2. D’autre part, aux termes de l’article R. 772-6 du même code : « Une requête de première instance ne peut être rejetée pour défaut ou pour insuffisance de motivation, notamment en application du 7° de l’article R. 222-1, qu’après que le requérant a été informé du rôle du juge administratif et de la nécessité de lui soumettre une argumentation propre à établir que la décision attaquée méconnaît ses droits et de lui transmettre, à cet effet, toutes les pièces justificatives utiles. / S’il y a lieu, le requérant est ainsi invité à régulariser sa requête dans le délai qui lui est imparti et dont le terme peut être fixé au-delà de l’expiration du délai de recours. Il est informé qu’à défaut de régularisation les conclusions pourront être rejetées comme irrecevables dès l’expiration du délai imparti qui, sauf urgence, ne peut être inférieur à quinze jours. La demande de régularisation tient lieu de l’information prévue à l’article R. 611-7 ».

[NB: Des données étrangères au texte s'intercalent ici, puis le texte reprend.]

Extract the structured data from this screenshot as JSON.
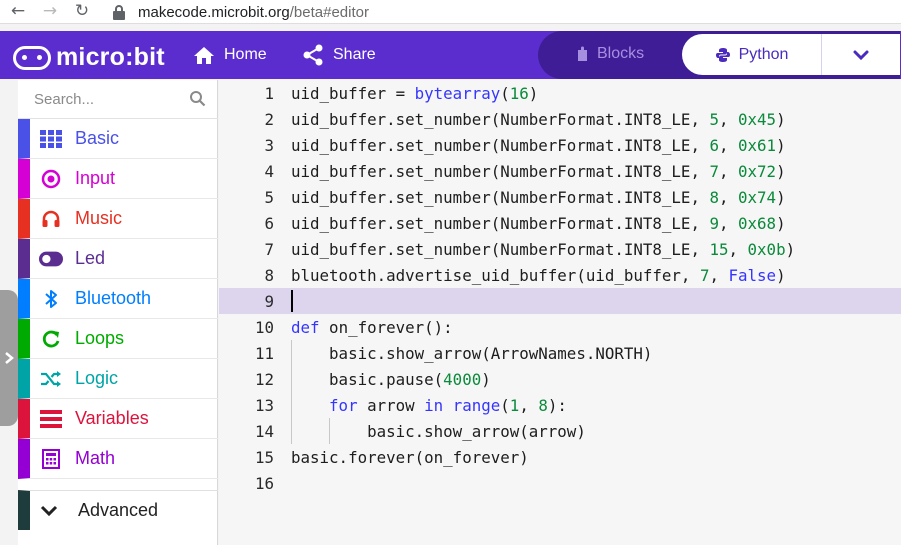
{
  "browser": {
    "url_host": "makecode.microbit.org",
    "url_path": "/beta#editor"
  },
  "menubar": {
    "logo_text": "micro:bit",
    "home_label": "Home",
    "share_label": "Share",
    "blocks_label": "Blocks",
    "python_label": "Python",
    "brand_color": "#5c2dce"
  },
  "toolbox": {
    "search_placeholder": "Search...",
    "categories": [
      {
        "label": "Basic",
        "color": "#4a51e6",
        "icon": "grid-icon"
      },
      {
        "label": "Input",
        "color": "#d400d4",
        "icon": "radio-target-icon"
      },
      {
        "label": "Music",
        "color": "#e63022",
        "icon": "headphones-icon"
      },
      {
        "label": "Led",
        "color": "#5c2d91",
        "icon": "toggle-icon"
      },
      {
        "label": "Bluetooth",
        "color": "#007eff",
        "icon": "bluetooth-icon"
      },
      {
        "label": "Loops",
        "color": "#00aa00",
        "icon": "refresh-icon"
      },
      {
        "label": "Logic",
        "color": "#00a4a6",
        "icon": "shuffle-icon"
      },
      {
        "label": "Variables",
        "color": "#dc143c",
        "icon": "list-icon"
      },
      {
        "label": "Math",
        "color": "#9400d3",
        "icon": "calculator-icon"
      }
    ],
    "advanced_label": "Advanced"
  },
  "editor": {
    "active_line": 9,
    "lines": [
      {
        "n": "1",
        "html": "uid_buffer = <span class='kw'>bytearray</span>(<span class='num'>16</span>)"
      },
      {
        "n": "2",
        "html": "uid_buffer.set_number(NumberFormat.INT8_LE, <span class='num'>5</span>, <span class='num'>0x45</span>)"
      },
      {
        "n": "3",
        "html": "uid_buffer.set_number(NumberFormat.INT8_LE, <span class='num'>6</span>, <span class='num'>0x61</span>)"
      },
      {
        "n": "4",
        "html": "uid_buffer.set_number(NumberFormat.INT8_LE, <span class='num'>7</span>, <span class='num'>0x72</span>)"
      },
      {
        "n": "5",
        "html": "uid_buffer.set_number(NumberFormat.INT8_LE, <span class='num'>8</span>, <span class='num'>0x74</span>)"
      },
      {
        "n": "6",
        "html": "uid_buffer.set_number(NumberFormat.INT8_LE, <span class='num'>9</span>, <span class='num'>0x68</span>)"
      },
      {
        "n": "7",
        "html": "uid_buffer.set_number(NumberFormat.INT8_LE, <span class='num'>15</span>, <span class='num'>0x0b</span>)"
      },
      {
        "n": "8",
        "html": "bluetooth.advertise_uid_buffer(uid_buffer, <span class='num'>7</span>, <span class='kw'>False</span>)"
      },
      {
        "n": "9",
        "html": ""
      },
      {
        "n": "10",
        "html": "<span class='kw'>def</span> on_forever():"
      },
      {
        "n": "11",
        "html": "    basic.show_arrow(ArrowNames.NORTH)"
      },
      {
        "n": "12",
        "html": "    basic.pause(<span class='num'>4000</span>)"
      },
      {
        "n": "13",
        "html": "    <span class='kw'>for</span> arrow <span class='kw'>in</span> <span class='kw'>range</span>(<span class='num'>1</span>, <span class='num'>8</span>):"
      },
      {
        "n": "14",
        "html": "        basic.show_arrow(arrow)"
      },
      {
        "n": "15",
        "html": "basic.forever(on_forever)"
      },
      {
        "n": "16",
        "html": ""
      }
    ]
  }
}
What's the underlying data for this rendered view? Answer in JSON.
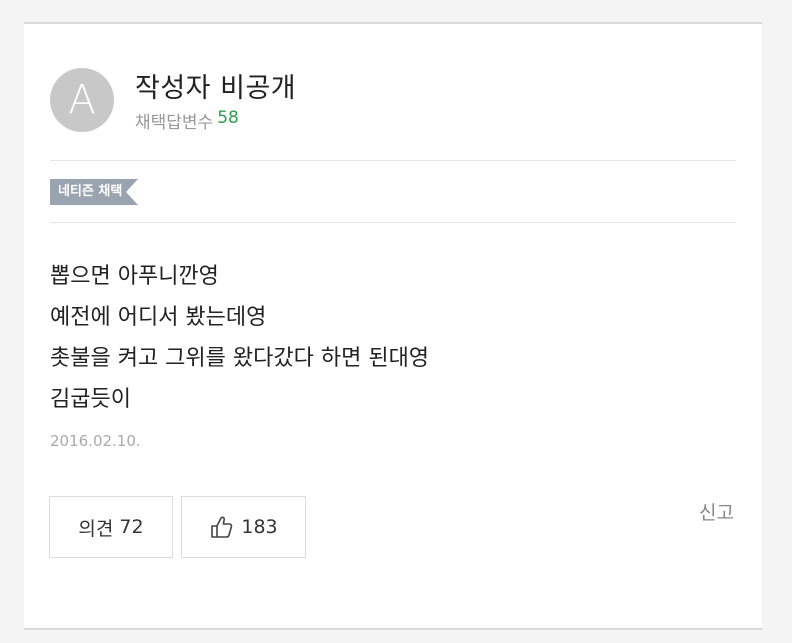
{
  "author": {
    "avatar_letter": "A",
    "name": "작성자 비공개",
    "answer_count_label": "채택답변수",
    "answer_count": "58"
  },
  "badge": {
    "label": "네티즌 채택"
  },
  "answer": {
    "lines": [
      "뽑으면 아푸니깐영",
      "예전에 어디서 봤는데영",
      "촛불을 켜고 그위를 왔다갔다 하면 된대영",
      "김굽듯이"
    ],
    "date": "2016.02.10."
  },
  "actions": {
    "comment_label": "의견",
    "comment_count": "72",
    "like_icon": "thumbs-up-icon",
    "like_count": "183",
    "report_label": "신고"
  },
  "colors": {
    "accent_green": "#2e9d4e",
    "badge_gray": "#9aa3b0",
    "avatar_gray": "#c8c8c8"
  }
}
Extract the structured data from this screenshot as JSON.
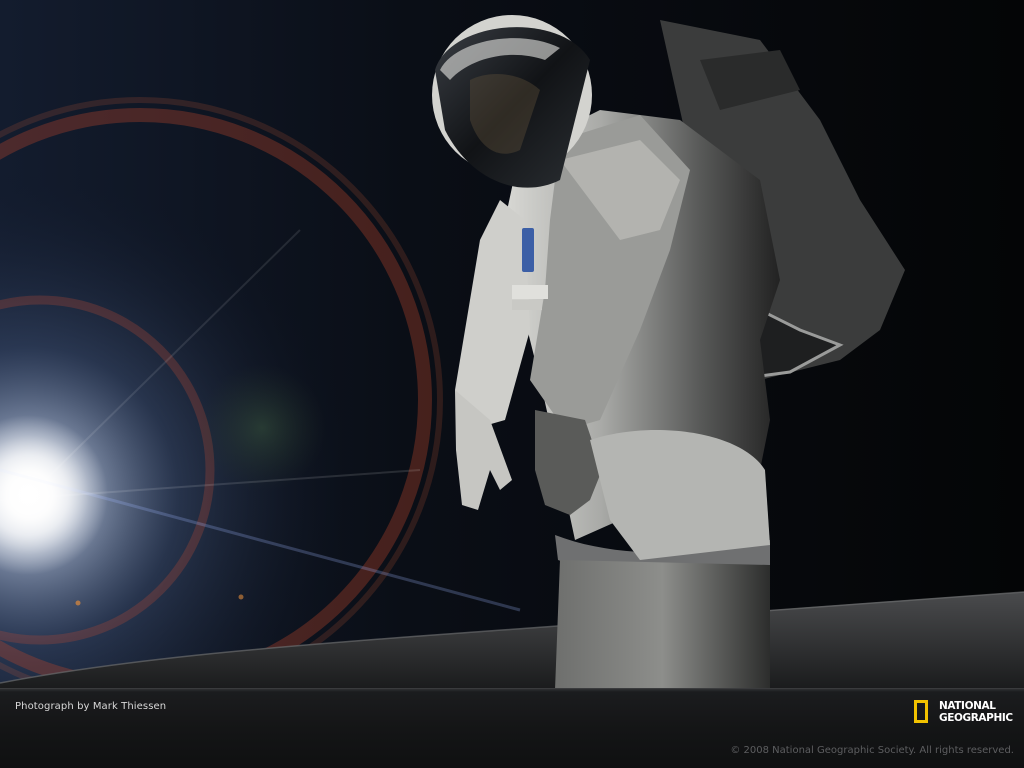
{
  "photo": {
    "subject": "astronaut-in-spacesuit",
    "background_color": "#05070a",
    "flare_color": "#ffffff",
    "ring_color": "#c84a2a",
    "suit_color": "#d9d9d6"
  },
  "caption_bar": {
    "credit": "Photograph by Mark Thiessen",
    "logo": {
      "line1": "NATIONAL",
      "line2": "GEOGRAPHIC",
      "border_color": "#f2c200"
    },
    "copyright": "© 2008 National Geographic Society. All rights reserved."
  }
}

3. Par un courrier du 16 février 2026, le greffe du tribunal a invité Mme B... à fournir tous les éléments prouvant sa bonne foi et les justificatifs de l’intégralité de ses ressources ainsi que de ses charges actuelles, au moyen du formulaire mentionné à l’article R. 772-7 du code de justice administrative, en l’informant des conséquences de son éventuelle carence conformément à la procédure décrite à l’article R. 772-6 du même code. La lettre recommandée avec avis de réception comportant cette demande de régularisation a été notifiée à l’intéressée le 18 février 2026. Toutefois, dans le délai d’un mois qui lui était imparti et, en tout état de cause, à la date de la présente ordonnance, Mme B... n’a pas retourné le formulaire dûment renseigné, ni produit les justificatifs de ses ressources et de ses charges permettant d’établir qu’elle serait dans l’incapacité de rembourser sa dette, à supposer la condition de la bonne foi remplie. Par suite, il y a lieu de rejeter la requête de Mme B... en application des dispositions du 7° de l’article R. 222-1 du code de justice administrative.
ORDONNE :
Article 1er : La requête de Mme B... est rejetée.
Article 2 : La présente ordonnance sera notifiée à Mme A... B....
Fait à Besançon le 7 avril 2026.
La présidente de la 2ème chambre,
S. Grossrieder
La République mande et ordonne au ministre du travail et des solidarités en ce qui le concerne, ou à tous commissaires de justice à ce requis, en ce qui concerne les voies de droit commun contre les parties privées, de pourvoir à l’exécution de la présente décision.